Five Banks Unite Behind the Cari Network
The participating banks, with combined assets exceeding $779 billion, include Huntington Bancshares ($225 billion in assets) and M&T Bank ($214 billion in assets). First Horizon adds $84 billion, KeyCorp provides $184 billion, and Old National Bancorp rounds out the group with $72 billion.
These banks are working as design partners to shape a new platform for real-world use. They plan to test an early version of the platform later this month, with a full pilot scheduled for the third quarter. A customer rollout is expected by the end of 2026. The project focuses on tokenizing traditional bank deposits to create digital versions that can be transferred instantly.
These tokens will remain on the banks’ balance sheets as liabilities, potentially backed by FDIC insurance. The banks aim to maintain control over payment flows and prevent deposits from moving to unregulated crypto platforms. Additionally, the network will support real-time settlement, liquidity management, and programmable transactions using smart contracts.
ZKsync Prividium Powers the New Platform
Cari Network has chosen ZKsync’s Prividium infrastructure, developed by Matter Labs, as its technological foundation. The permissioned layer-two solution is built on zero-knowledge technology and is anchored to the Ethereum mainnet to ensure enhanced security and scalability.
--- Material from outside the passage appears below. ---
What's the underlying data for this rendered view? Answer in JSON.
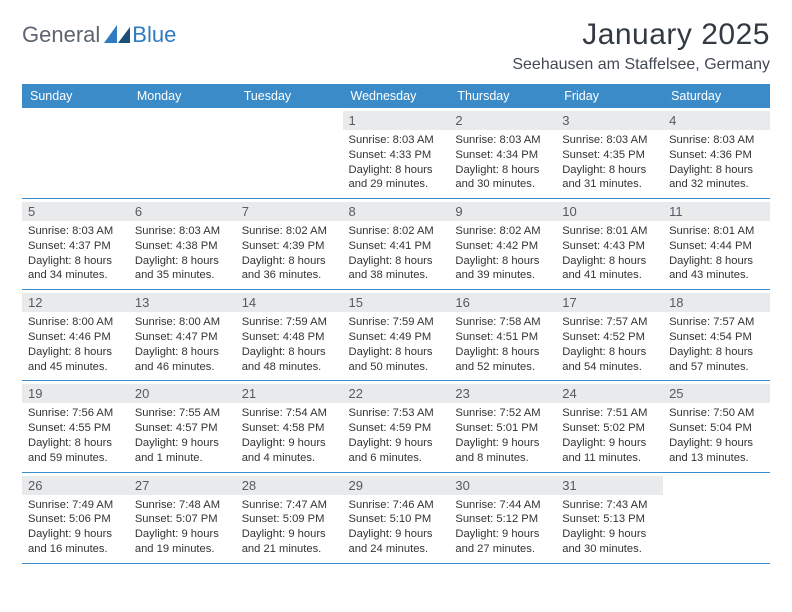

The design guarantees that all activities remain under bank governance and comply with strict regulatory standards. Tokenized deposits will function similarly to stablecoins in terms of speed and transferability, while still providing the safety of insured bank deposits. Customers can expect seamless integration with their existing accounts and services.
Industry observers note that tokenized deposits and stablecoins are likely to coexist, each serving different segments of the market. Analysts predict significant transaction volumes as banks modernize their payment infrastructure. This development represents a pragmatic step for regional banks to adopt blockchain technology while maintaining their competitive edge against fintech rivals.